My husband moved all around the house, depending on what he was doing - he'd sit on the couch and make phone calls, sit at the kitchen table to type, sit on the porch when he'd be listening to meetings, or sit near me when I wasn't virtually teaching. He said I am way too loud when I use my teacher voice. What places were not used at all for the three of us at home? No one worked in their bedrooms, and no one worked in the office. None of us liked being all alone in our rooms, and nobody wanted to be isolated in the office. We liked working separately, and having our own spots, but also liked being able to talk to each other, asking questions, talking about what we were working on, and taking little breaks to talk to each other. One item we found to be most valuable - Apple AirPods. They help you focus on the computer, provide excellent sound, help you speak clearly if you are teaching or talking during a meeting, and can easily be taken out when not being used. They are bluetooth, so they pair to any phone or computer. For younger children, this over-the-ear option with a microphone is great.
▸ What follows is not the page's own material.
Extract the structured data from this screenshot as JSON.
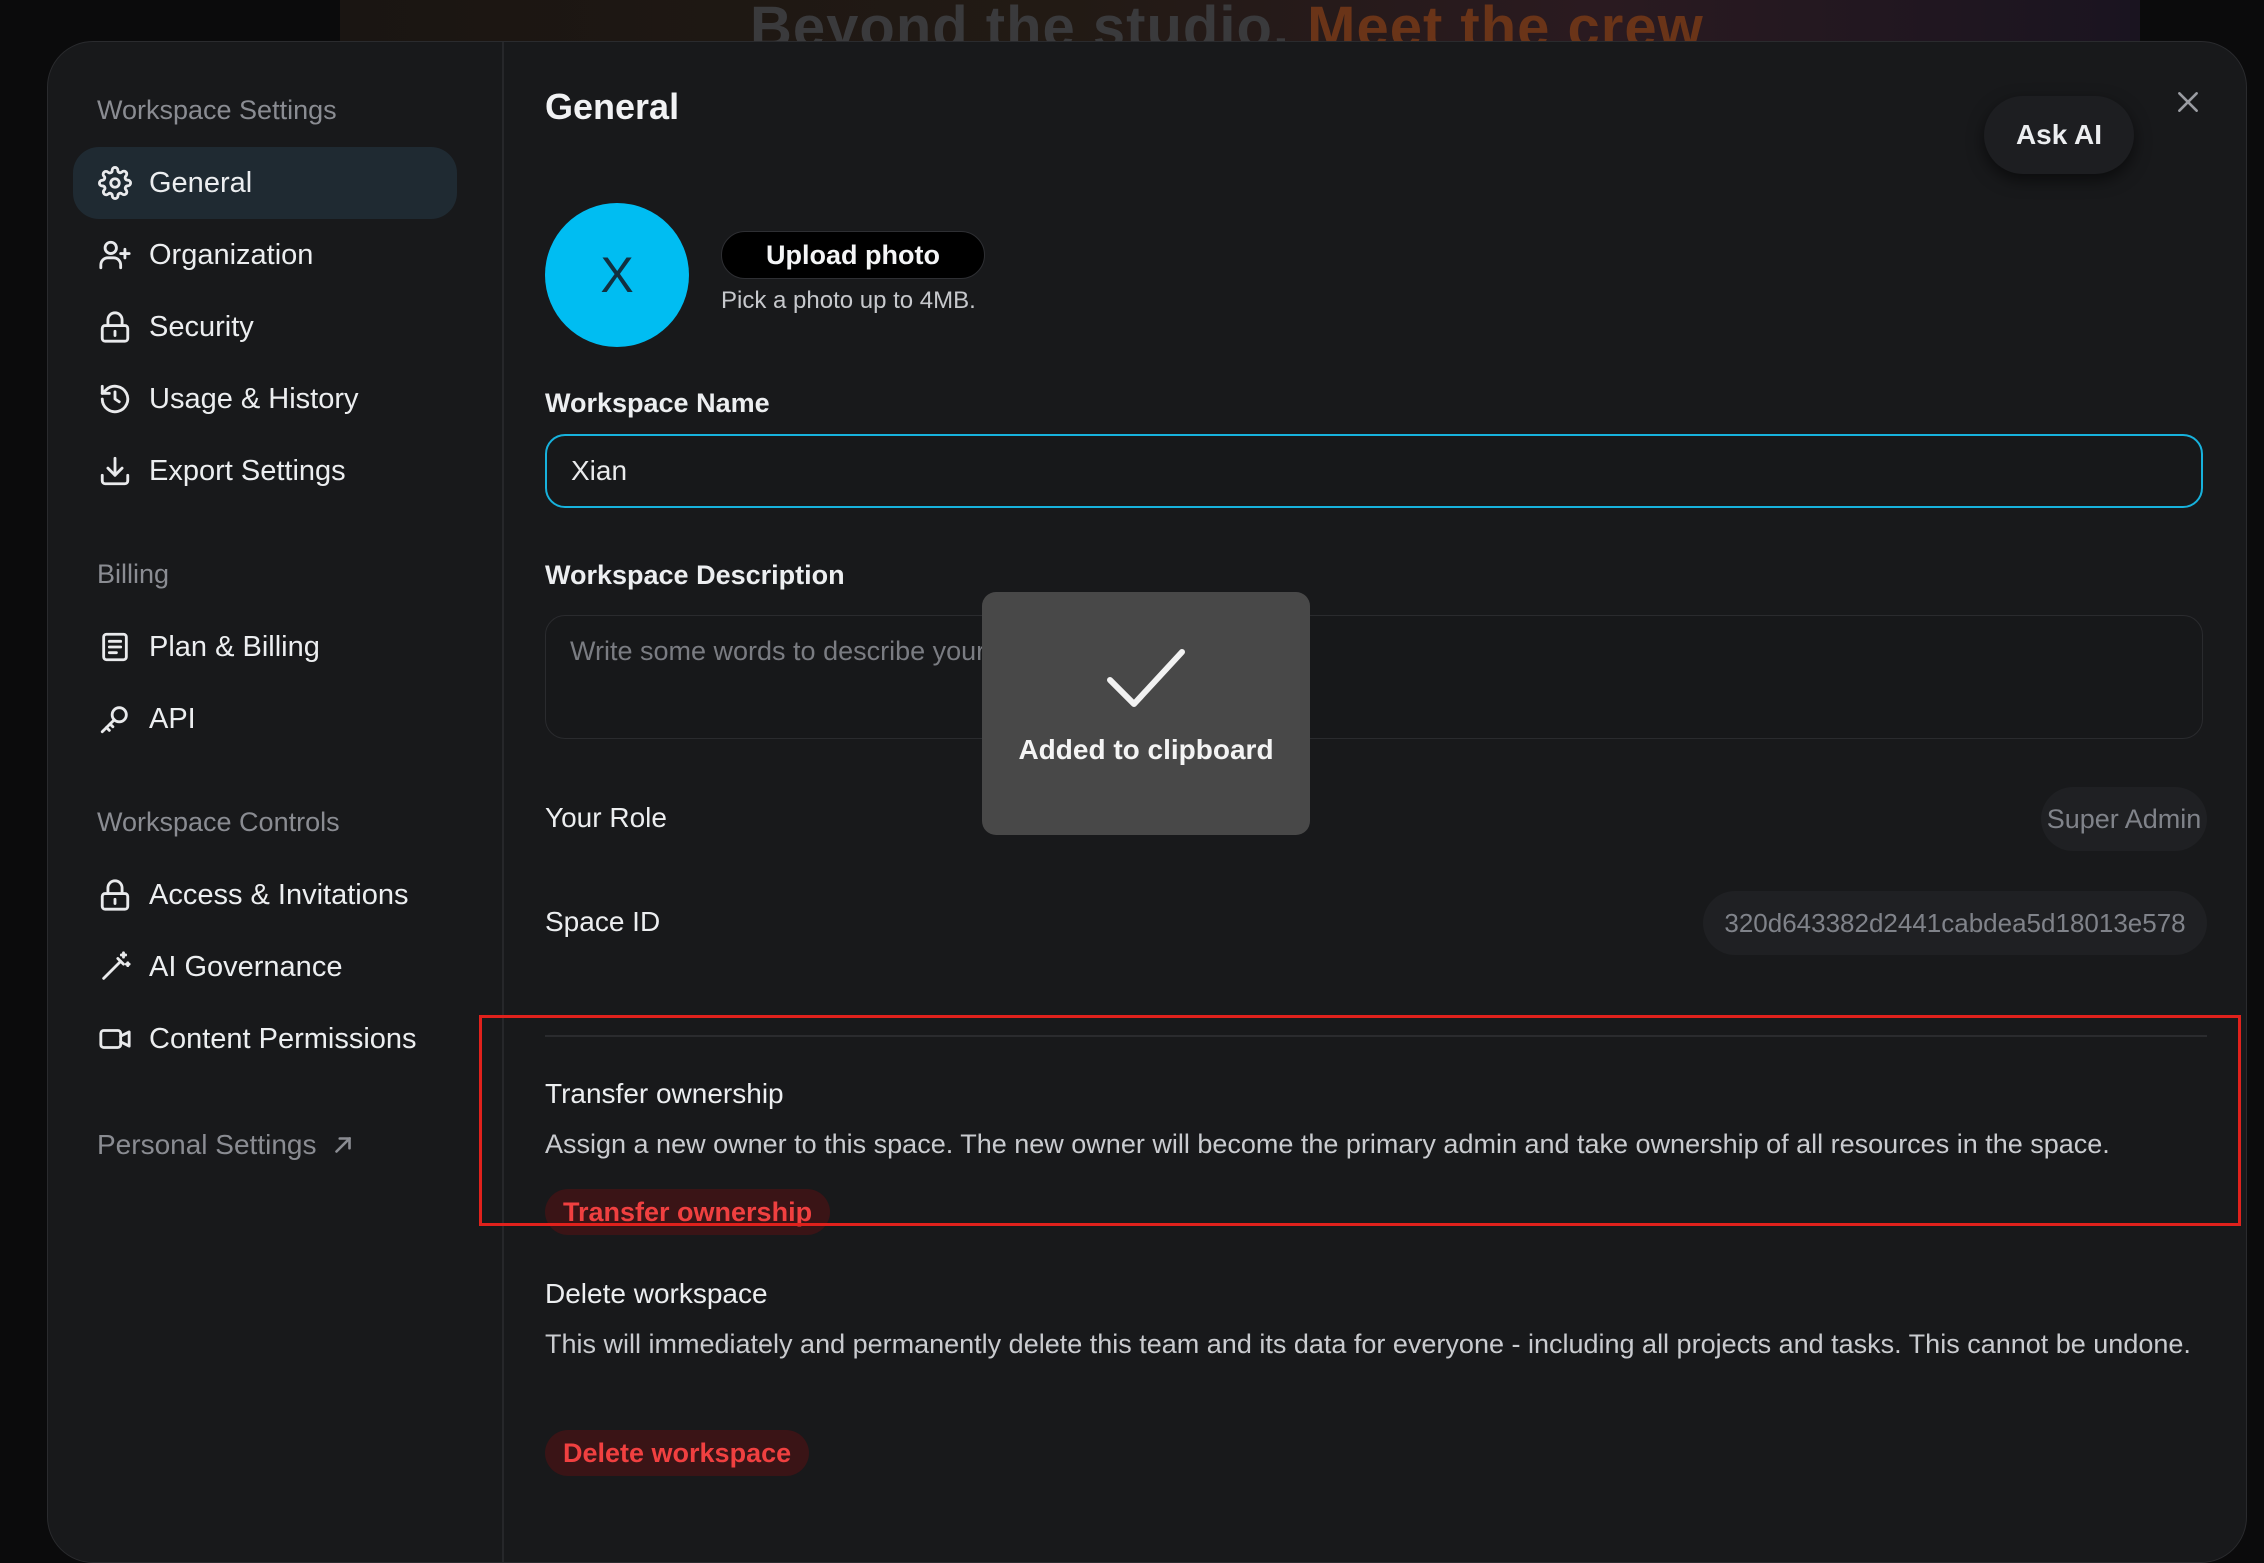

Talk to your child about what they think will work best. Do they have a preference? Talk to them about what kinds of work they will be doing (computer, virtual classrooms, streaming video, doing assignments online or on paper, looking up things in a textbook, reading library books, doing science experiments, playing outside) and talk through the scenarios. One piece of advice that I know from experience is that if your child is going to be expected to be on video, find a place where there isn't too much distraction in the background. Have them seated near a wall, so that you or your family members or pets won't be walking around behind them. I had a student who was working in the kitchen, and I could see every time one of his family members walked behind him to go to the bathroom or go to the refrigerator. I've seen mishaps where someone didn't know that the child was streaming video, and they walked through wearing little clothing (yikes!!!).
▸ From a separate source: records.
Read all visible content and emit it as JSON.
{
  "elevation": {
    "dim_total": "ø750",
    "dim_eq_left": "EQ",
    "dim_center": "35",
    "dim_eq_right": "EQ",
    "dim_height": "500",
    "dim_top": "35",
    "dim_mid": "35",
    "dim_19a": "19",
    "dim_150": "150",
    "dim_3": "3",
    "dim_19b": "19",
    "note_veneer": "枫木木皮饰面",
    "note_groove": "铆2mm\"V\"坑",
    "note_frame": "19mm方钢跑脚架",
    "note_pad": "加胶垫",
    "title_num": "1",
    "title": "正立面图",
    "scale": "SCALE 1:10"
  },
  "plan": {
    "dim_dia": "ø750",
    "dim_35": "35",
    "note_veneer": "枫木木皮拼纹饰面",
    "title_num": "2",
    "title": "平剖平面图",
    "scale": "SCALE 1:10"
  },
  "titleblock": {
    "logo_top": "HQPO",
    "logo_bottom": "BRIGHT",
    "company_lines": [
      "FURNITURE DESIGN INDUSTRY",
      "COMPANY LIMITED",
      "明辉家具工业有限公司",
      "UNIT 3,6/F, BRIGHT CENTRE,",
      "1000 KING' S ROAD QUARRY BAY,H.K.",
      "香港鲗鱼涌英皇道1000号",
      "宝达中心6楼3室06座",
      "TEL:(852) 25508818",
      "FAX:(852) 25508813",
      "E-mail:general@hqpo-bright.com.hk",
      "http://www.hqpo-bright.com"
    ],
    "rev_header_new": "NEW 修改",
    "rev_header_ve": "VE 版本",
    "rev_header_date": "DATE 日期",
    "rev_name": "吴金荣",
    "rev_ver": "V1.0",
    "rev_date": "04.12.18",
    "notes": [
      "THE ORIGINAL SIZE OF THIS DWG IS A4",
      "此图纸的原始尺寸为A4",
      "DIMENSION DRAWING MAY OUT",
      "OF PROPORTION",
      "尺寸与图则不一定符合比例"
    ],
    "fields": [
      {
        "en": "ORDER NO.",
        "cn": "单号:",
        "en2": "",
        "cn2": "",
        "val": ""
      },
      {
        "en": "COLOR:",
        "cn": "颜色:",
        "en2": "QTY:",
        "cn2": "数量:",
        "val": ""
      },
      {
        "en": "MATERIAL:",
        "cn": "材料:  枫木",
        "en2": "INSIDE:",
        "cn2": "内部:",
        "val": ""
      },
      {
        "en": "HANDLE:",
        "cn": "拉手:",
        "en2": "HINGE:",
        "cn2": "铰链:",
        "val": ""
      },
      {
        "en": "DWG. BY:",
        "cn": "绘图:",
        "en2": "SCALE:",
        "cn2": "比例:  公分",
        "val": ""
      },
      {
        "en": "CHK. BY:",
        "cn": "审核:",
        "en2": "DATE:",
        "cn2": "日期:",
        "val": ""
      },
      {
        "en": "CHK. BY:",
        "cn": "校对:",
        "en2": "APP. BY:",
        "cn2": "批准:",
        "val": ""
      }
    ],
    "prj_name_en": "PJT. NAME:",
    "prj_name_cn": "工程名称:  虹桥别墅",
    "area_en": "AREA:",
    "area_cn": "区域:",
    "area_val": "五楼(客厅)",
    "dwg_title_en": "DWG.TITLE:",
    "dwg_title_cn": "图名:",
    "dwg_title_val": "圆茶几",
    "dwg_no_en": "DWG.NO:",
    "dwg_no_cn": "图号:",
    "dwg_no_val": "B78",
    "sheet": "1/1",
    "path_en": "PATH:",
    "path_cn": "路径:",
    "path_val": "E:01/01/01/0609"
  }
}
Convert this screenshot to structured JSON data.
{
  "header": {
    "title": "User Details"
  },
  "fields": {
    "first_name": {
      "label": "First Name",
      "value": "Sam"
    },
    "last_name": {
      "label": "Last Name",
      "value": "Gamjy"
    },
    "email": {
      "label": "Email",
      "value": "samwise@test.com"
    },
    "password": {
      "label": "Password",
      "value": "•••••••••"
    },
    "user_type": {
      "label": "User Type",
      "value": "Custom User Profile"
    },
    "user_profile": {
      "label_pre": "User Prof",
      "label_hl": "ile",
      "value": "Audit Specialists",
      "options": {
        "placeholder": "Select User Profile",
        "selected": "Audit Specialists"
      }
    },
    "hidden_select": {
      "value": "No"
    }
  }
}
So before school starts, and before you begin buying everything to make a perfect home school classroom for your child or children, talk about needs and preferences within your family. Maybe you don't need to buy a new desk and bookshelf. Maybe you need a wheeled storage bin to keep all the folders, books, and papers organized. Over-the-door plastic shoe holders can be the perfect place to keep calculators, pens and pencils, art supplies, and tons of sticky notes.